# Running tests

`ginput` now uses [pytest](https://docs.pytest.org/en/stable/) to run its tests.
Tests are broken down into three categories:

- **quick**: these are reasonably fast tests that check individual aspects of `ginput`'s behavior.
- **slow**: these are longer running tests, usually checking end-to-end behavior or a significant number of variations of a potential error.
- **glacial**: these are like _slow_ tests, but take even longer to run.

The simplest way to run tests is to:

1. activate the conda or virtual environment ginput is installed into, and
2. call `make quicktest`, `make test`, or `make fulltest` from the top directory.

If you want more control, you can run `pytest` directly.
This works best if you call it from the top directory and pass the `tests` subdirectory as the position argument to `pytest`, e.g.:

```
python -k "test_mod_files_jan2018" tests/
```

if you only wanted to run the `test_mod_files_jan2018` test.

(large-input-data)=
## Large input data

Some of the tests require very large input files that cannot be stored directly in the Git repository.
As part of test setup, if any test requiring these input files is to be run, it will check if those files
need downloaded.
This requires downloading one or more files from https://data.caltech.edu/, and can take a few minutes to complete.
If you want to skip that check, you can use the `GINPUT_TEST_SKIP_LARGE_FILE_CHECK`, described in the
[environmental variables](#environmental-variables) section, below.


By default, it will _not_ overwrite existing large files, and only print a warning if their checksum differs.
This is intended to avoid accidentally overwriting files being updated during development.
You can change this behavior with the `GINPUT_TEST_CLOBBER_LARGE_FILES`
[environmental variable](#environmental-variables).

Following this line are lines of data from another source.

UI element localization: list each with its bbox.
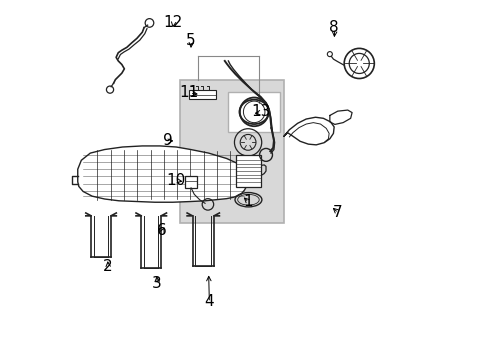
Text: 12: 12: [163, 15, 182, 30]
Text: 5: 5: [185, 33, 195, 48]
Text: 13: 13: [250, 104, 270, 120]
Text: 3: 3: [151, 276, 161, 292]
Bar: [228, 92, 280, 132]
Text: 6: 6: [157, 223, 166, 238]
Bar: [185, 176, 196, 188]
Text: 2: 2: [102, 258, 112, 274]
Text: 11: 11: [179, 85, 198, 100]
Polygon shape: [188, 90, 215, 99]
Bar: [180, 80, 284, 223]
Text: 1: 1: [243, 194, 252, 209]
Polygon shape: [78, 146, 249, 202]
Text: 8: 8: [328, 20, 338, 35]
Text: 7: 7: [332, 205, 342, 220]
Text: 10: 10: [166, 172, 185, 188]
Text: 9: 9: [162, 133, 172, 148]
Bar: [235, 155, 261, 187]
Text: 4: 4: [203, 294, 213, 310]
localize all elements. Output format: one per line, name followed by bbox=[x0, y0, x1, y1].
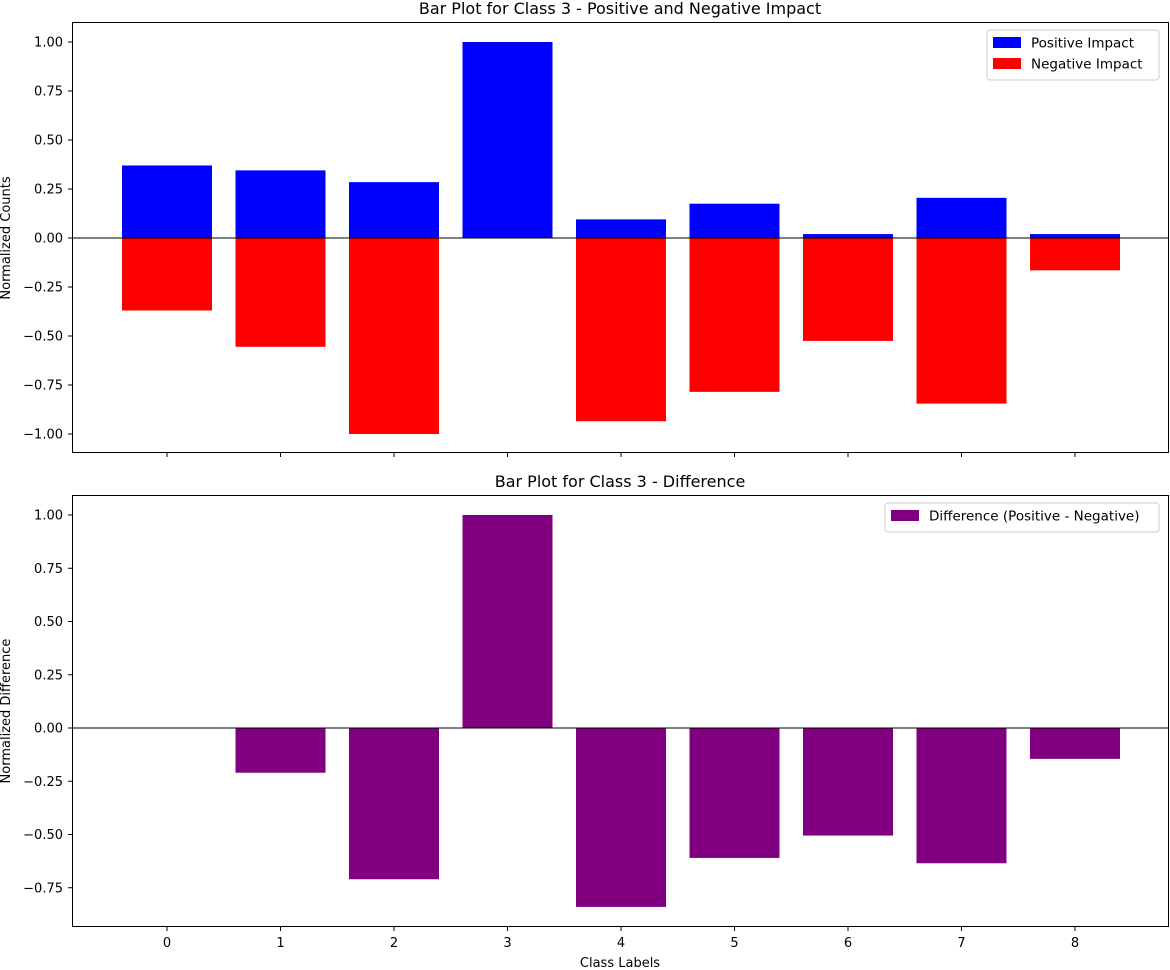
bottom-bar-a-6 bbox=[803, 728, 893, 836]
top-axes-frame bbox=[72, 22, 1169, 453]
bottom-xtick-label: 8 bbox=[1071, 936, 1079, 951]
bottom-xtick-label: 7 bbox=[957, 936, 965, 951]
top-legend-box bbox=[986, 29, 1160, 81]
bottom-bar-a-2 bbox=[349, 728, 439, 880]
bottom-ytick-label: 0.50 bbox=[34, 615, 63, 630]
top-bar-b-2 bbox=[349, 238, 439, 434]
bottom-legend-label: Difference (Positive - Negative) bbox=[929, 509, 1140, 525]
top-bar-a-0 bbox=[122, 165, 212, 238]
top-subplot: Bar Plot for Class 3 - Positive and Nega… bbox=[0, 0, 1169, 457]
bottom-chart-title: Bar Plot for Class 3 - Difference bbox=[495, 472, 746, 491]
bottom-xtick-label: 3 bbox=[503, 936, 511, 951]
top-legend-label: Negative Impact bbox=[1031, 57, 1143, 73]
top-legend-swatch bbox=[993, 37, 1021, 48]
bottom-subplot: Bar Plot for Class 3 - Difference Normal… bbox=[0, 472, 1169, 970]
top-ytick-label: 1.00 bbox=[34, 36, 63, 51]
bottom-xtick-label: 1 bbox=[276, 936, 284, 951]
bottom-bar-a-7 bbox=[916, 728, 1007, 864]
top-bar-b-6 bbox=[803, 238, 893, 341]
bottom-axes: 1.00 0.75 0.50 0.25 0.00 −0.25 −0.50 −0.75 0 1 2 3 4… bbox=[23, 495, 1169, 951]
bottom-ytick-label: 0.00 bbox=[34, 722, 63, 737]
bottom-axes-frame bbox=[72, 495, 1169, 927]
top-axes: 1.00 0.75 0.50 0.25 0.00 −0.25 −0.50 −0.75 −1.00 bbox=[23, 22, 1169, 457]
top-ytick-label: 0.75 bbox=[34, 85, 63, 100]
top-bars bbox=[122, 42, 1120, 434]
bottom-bar-a-1 bbox=[235, 728, 326, 773]
top-bar-a-8 bbox=[1030, 234, 1120, 238]
top-ytick-label: 0.00 bbox=[34, 232, 63, 247]
top-legend[interactable]: Positive Impact Negative Impact bbox=[986, 29, 1160, 81]
bottom-bar-a-4 bbox=[576, 728, 666, 907]
top-bar-a-7 bbox=[916, 197, 1007, 238]
bottom-legend[interactable]: Difference (Positive - Negative) bbox=[884, 502, 1160, 533]
bottom-legend-swatch bbox=[891, 510, 919, 521]
bottom-ytick-label: 1.00 bbox=[34, 509, 63, 524]
top-ytick-label: −0.50 bbox=[23, 330, 63, 345]
top-bar-b-8 bbox=[1030, 238, 1120, 271]
top-bar-b-0 bbox=[122, 238, 212, 311]
top-ytick-label: 0.50 bbox=[34, 134, 63, 149]
top-bar-a-4 bbox=[576, 219, 666, 238]
top-ytick-label: −0.25 bbox=[23, 281, 63, 296]
bottom-bar-a-5 bbox=[689, 728, 780, 858]
bottom-bars bbox=[235, 515, 1120, 907]
top-ytick-label: −0.75 bbox=[23, 379, 63, 394]
bottom-legend-box bbox=[884, 502, 1160, 533]
top-ytick-label: −1.00 bbox=[23, 428, 63, 443]
top-legend-swatch bbox=[993, 58, 1021, 69]
top-bar-b-5 bbox=[689, 238, 780, 392]
top-y-axis-label: Normalized Counts bbox=[0, 176, 14, 299]
top-bar-b-4 bbox=[576, 238, 666, 422]
bottom-ytick-label: −0.75 bbox=[23, 881, 63, 896]
top-ytick-label: 0.25 bbox=[34, 183, 63, 198]
top-bar-a-2 bbox=[349, 182, 439, 238]
top-bar-a-6 bbox=[803, 234, 893, 238]
bottom-x-axis-label: Class Labels bbox=[580, 956, 660, 970]
bottom-bar-a-3 bbox=[462, 515, 553, 728]
top-bar-b-1 bbox=[235, 238, 326, 347]
bottom-ytick-label: −0.50 bbox=[23, 828, 63, 843]
top-bar-a-5 bbox=[689, 203, 780, 238]
bottom-ytick-label: 0.75 bbox=[34, 562, 63, 577]
bottom-bar-a-8 bbox=[1030, 728, 1120, 759]
bottom-ytick-label: −0.25 bbox=[23, 775, 63, 790]
top-legend-label: Positive Impact bbox=[1031, 36, 1134, 52]
bottom-xtick-label: 0 bbox=[163, 936, 171, 951]
top-bar-b-7 bbox=[916, 238, 1007, 404]
top-chart-title: Bar Plot for Class 3 - Positive and Nega… bbox=[419, 0, 821, 18]
bottom-xtick-label: 2 bbox=[390, 936, 398, 951]
bottom-y-axis-label: Normalized Difference bbox=[0, 639, 14, 784]
top-bar-a-1 bbox=[235, 170, 326, 238]
bottom-xtick-label: 4 bbox=[617, 936, 625, 951]
bottom-xtick-label: 6 bbox=[844, 936, 852, 951]
bottom-ytick-label: 0.25 bbox=[34, 668, 63, 683]
bottom-xtick-label: 5 bbox=[730, 936, 738, 951]
top-bar-a-3 bbox=[462, 42, 553, 238]
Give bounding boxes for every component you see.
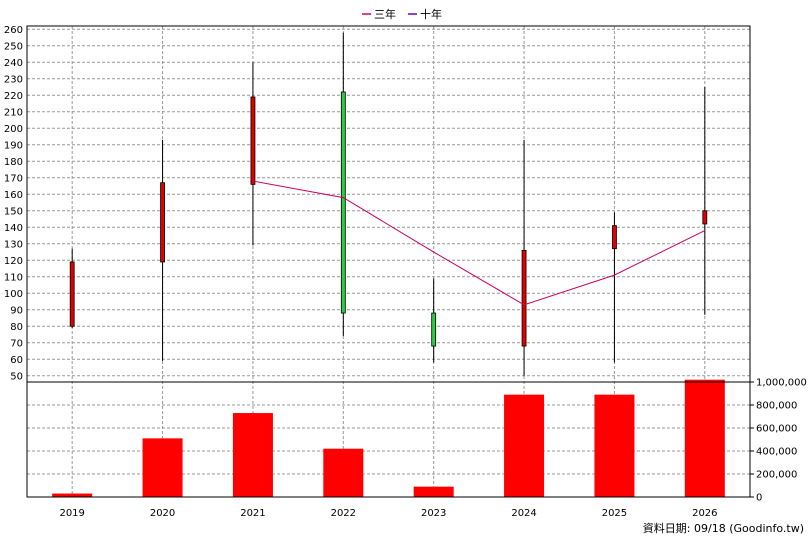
- x-tick-label: 2023: [421, 508, 446, 519]
- price-tick-label: 250: [4, 41, 23, 52]
- price-tick-label: 220: [4, 91, 23, 102]
- price-tick-label: 160: [4, 190, 23, 201]
- volume-tick-label: 600,000: [756, 424, 797, 435]
- plot-frame: [26, 25, 751, 498]
- price-tick-label: 260: [4, 25, 23, 36]
- candle-body: [69, 261, 75, 327]
- three-year-line: [252, 180, 706, 306]
- price-tick-label: 240: [4, 58, 23, 69]
- volume-bar: [684, 379, 725, 497]
- x-tick-label: 2025: [602, 508, 627, 519]
- chart-legend: 三年 十年: [362, 7, 442, 21]
- chart-marks: [52, 32, 725, 497]
- volume-tick-label: 200,000: [756, 470, 797, 481]
- price-tick-label: 150: [4, 206, 23, 217]
- price-tick-label: 200: [4, 124, 23, 135]
- x-tick-label: 2026: [692, 508, 717, 519]
- candle-body: [612, 225, 617, 250]
- price-tick-label: 50: [10, 371, 23, 382]
- price-tick-label: 110: [4, 272, 23, 283]
- x-tick-label: 2022: [331, 508, 356, 519]
- candle-body: [160, 182, 165, 263]
- candle-body: [431, 312, 437, 347]
- volume-bar: [323, 448, 364, 497]
- volume-tick-label: 1,000,000: [756, 378, 807, 389]
- x-tick-label: 2024: [511, 508, 536, 519]
- volume-tick-label: 400,000: [756, 447, 797, 458]
- volume-bar: [504, 394, 545, 497]
- chart-grid: [27, 26, 750, 498]
- volume-bar: [52, 493, 93, 497]
- candle-body: [521, 249, 527, 347]
- volume-tick-label: 0: [756, 493, 762, 504]
- volume-bar: [413, 486, 454, 497]
- x-tick-label: 2019: [59, 508, 84, 519]
- price-tick-label: 100: [4, 289, 23, 300]
- price-tick-label: 120: [4, 256, 23, 267]
- price-tick-label: 80: [10, 322, 23, 333]
- x-tick-label: 2021: [240, 508, 265, 519]
- price-tick-label: 210: [4, 107, 23, 118]
- candle-body: [250, 96, 256, 185]
- legend-label: 十年: [420, 7, 442, 21]
- volume-bar: [142, 438, 183, 497]
- candle-body: [702, 210, 708, 225]
- price-tick-label: 170: [4, 173, 23, 184]
- price-tick-label: 70: [10, 338, 23, 349]
- volume-bar: [232, 413, 273, 497]
- price-tick-label: 140: [4, 223, 23, 234]
- volume-bar: [594, 394, 635, 497]
- x-tick-label: 2020: [150, 508, 175, 519]
- legend-label: 三年: [374, 7, 396, 21]
- footer-data-date: 資料日期: 09/18 (Goodinfo.tw): [643, 521, 804, 535]
- price-tick-label: 90: [10, 305, 23, 316]
- candle-body: [340, 91, 346, 314]
- price-tick-label: 60: [10, 355, 23, 366]
- volume-tick-label: 800,000: [756, 401, 797, 412]
- price-tick-label: 190: [4, 140, 23, 151]
- chart-axes: 50 60 70 80 90 100 110 120 130 140 150 160 170 180 190…: [4, 25, 807, 519]
- price-tick-label: 230: [4, 74, 23, 85]
- price-tick-label: 180: [4, 157, 23, 168]
- price-tick-label: 130: [4, 239, 23, 250]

## Tests directory structure

Under the `tests` directory, you will find the following subdirectories:

- `plots`: This is where plots automatically created by failing tests go. It also contains scripts to
  generate some plots useful to manually review the results of tests. If a test fails because the
  current values do not match the expected, check here to see if the test generated a plot first.
- `test_input_data`: This contains two types of files:
    1. data needed by ginput to run the tests, and
    2. expected results for tests that have benchmark data.
- `test_output_data`: This contains any files that are written by the tests. This can either be
  because we want to compare the contents of those files against a benchmark, or to generate
  updated benchmarks for future tests.

If you write new tests, set them up to take any required input from the `test_input_data` directory
and write any output files to the `test_output_data` directory.
If you want the test to compare against previous output, put the expected output under `test_input_data`
as well.

```{warning}
GitHub has fairly stringent [file size limits](https://docs.github.com/en/repositories/working-with-files/managing-large-files/about-large-files-on-github).
Please take care not to commit large volumes of files to the repository. That means:

1. Avoid committing _any_ data files until you are sure they are correct. This means that
   you should not commit any new files under `test_input_data` until you have finished
   developing the feature and tests that use those data. This avoids bloating the repository
   with multiple copies of the data files.
   (Alternatively, [squash](https://stackoverflow.com/questions/5189560/how-do-i-squash-my-last-n-commits-together)
   the commits with multiple iterations of the data files before pushing to GitHub.)
2. Do not commit files that are more than 1-2 MB in size to the repo. This is why the
   [`test_input_data/large-files` directory](#large-input-data) and its associated CaltechData record exist.
   Try to reuse existing large files whenever possible.
   If you need to add new large files, [open an issue](https://github.com/TCCON/py-ginput/issues).
```

(environmental-variables)=
## Environmental variables

The following environmental variables affect the execution of certain tests:

- `GINPUT_TEST_SKIP_GEN`: Setting this to `1` will cause several of the very long running tests
  to skip generating the new output files and simply compare existing output files (under
  `test_output_data`) against the expected files. This is most useful when debugging the
  test itself; usually, you will want the output file generated each time to test the
  `ginput` code.
- `GINPUT_TEST_NPROCS`: This controls how many processes certain tests that have parallelized code
  use. The default is usually `8`, pass any integer >= 1 to modify this. Note that this does not
  use multiple threads to run tests in parallel; it only speeds up parts of `ginput` that are
  internally parallelized.
- `GINPUT_TEST_SKIP_LARGE_FILE_CHECK`: Setting this to `1` will skip trying to download the large
  files. Since the test fixture will otherwise at least verify the checksums of the large files,
  this can speed up testing when you know that you already have the correct files downloaded.
- `GINPUT_TEST_CLOBBER_LARGE_FILES`: By default, the test fixture will not overwrite large files
  that already exist locally with the remote copy. Setting this to `1` will cause it to overwrite
  local copies if they have a different checksum than expected.